At one point in the book Ulmer describes an assignment he was given in a class.   He was told to “Draw Kierkegaard’s laugh and integrate it into the model of Nietsche’s eternal return that you constructed out of cardboard last week” (38)  I’m not sure I would know how to respond to that.  I think that’s the point.  Most of us do not know how to respond to things that are so strange.  Yet, it can hardly be denied that many of the most important things, if they are to be re-thought, will be re-thought in strange ways.

“This consultation is conducted in the spirit of the musical sense of chora: music associated with the muses and hence with general (economy) rhythms absorbed unawares through the musical experience by the young were to be made explicit by means of philosophy” (39).  This statement goes on to further support my claim.  I expect that we could suggest any number of metaphors for a MEmorial.  Music is particularly interesting because it plays into his description of the Traffic Sphere MEmorial.

Traffic Sphere



The notion of the ear in the sky is particularly fascinating because Ulmer remarks that this device does not need to be built in order to be effective.  Ultimately, The goal of traffic sphere was to “make highway fatalities perceptible, thinkable, recognizable as sacrifice” this is to be done by shifting them away from the “private sphere of one at a time” (43). Ultimately this ear will reveal the rhythm of crashes.  

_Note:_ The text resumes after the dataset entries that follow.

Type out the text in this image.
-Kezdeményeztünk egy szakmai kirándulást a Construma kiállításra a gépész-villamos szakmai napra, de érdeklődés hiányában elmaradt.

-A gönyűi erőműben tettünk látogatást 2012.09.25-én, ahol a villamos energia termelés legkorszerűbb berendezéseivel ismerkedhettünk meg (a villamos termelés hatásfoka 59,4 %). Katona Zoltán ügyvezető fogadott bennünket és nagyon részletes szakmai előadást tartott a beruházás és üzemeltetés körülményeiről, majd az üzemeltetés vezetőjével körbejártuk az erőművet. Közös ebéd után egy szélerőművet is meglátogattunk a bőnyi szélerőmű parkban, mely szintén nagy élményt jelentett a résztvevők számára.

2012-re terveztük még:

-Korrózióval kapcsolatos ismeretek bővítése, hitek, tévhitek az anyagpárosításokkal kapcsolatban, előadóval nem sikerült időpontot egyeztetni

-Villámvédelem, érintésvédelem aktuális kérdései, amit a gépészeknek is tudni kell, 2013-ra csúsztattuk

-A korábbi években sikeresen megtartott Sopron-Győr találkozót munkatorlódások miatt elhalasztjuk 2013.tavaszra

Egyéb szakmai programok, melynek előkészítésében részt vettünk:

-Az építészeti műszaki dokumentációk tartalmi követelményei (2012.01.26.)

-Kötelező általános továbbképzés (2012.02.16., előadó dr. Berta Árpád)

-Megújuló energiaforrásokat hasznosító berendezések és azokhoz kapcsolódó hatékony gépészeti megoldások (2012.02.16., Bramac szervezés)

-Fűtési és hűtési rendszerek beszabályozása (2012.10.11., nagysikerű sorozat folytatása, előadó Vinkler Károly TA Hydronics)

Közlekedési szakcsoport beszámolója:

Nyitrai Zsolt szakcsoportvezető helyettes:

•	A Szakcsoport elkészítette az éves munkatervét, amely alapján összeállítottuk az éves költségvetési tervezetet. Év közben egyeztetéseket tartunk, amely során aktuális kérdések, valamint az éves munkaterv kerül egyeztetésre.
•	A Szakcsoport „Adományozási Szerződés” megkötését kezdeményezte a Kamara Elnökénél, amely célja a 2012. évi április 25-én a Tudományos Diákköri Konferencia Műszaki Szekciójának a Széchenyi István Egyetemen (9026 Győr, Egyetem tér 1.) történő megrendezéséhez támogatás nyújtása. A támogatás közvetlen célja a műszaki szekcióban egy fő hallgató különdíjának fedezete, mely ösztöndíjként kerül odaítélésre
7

The reasons for conducting a MEmorial are almost as numerous as you can imagine.  Individually I feel that each thing has plenty of room for memorialization.  However, at one point Ulmer comments that automobile accidents would take on their “proper significance” (45) if they were given their own section of the evening news.  I find this troubling, because firstly it assumes that these things are inherently valuable (I’m not asserting they are not) but secondly if this is important that certainly numerous (NUMEROUS) other things are equally important.  At this point the tv news would be flooded with everything.  I’m reminded of Henry Jenkin’s re-thinking television as something akin to a giant user specific swirl.

To wrap things up, this chapter calls for a reconsideration of how we memorialize things.  The chapter also goes into discussing what a memorial is and how we can use different ideas to impress the memorial onto an individual and to the collective.

What is a memorial?

How can we re-think this memorial?

Do all things deserve to be memorialized?

Is it possible for something to be un-memorialized?

Ulmer, Gregory. Electronic Monuments . 1st ed. Minneapolis, MN: University of Minesota, 2005. ix-280.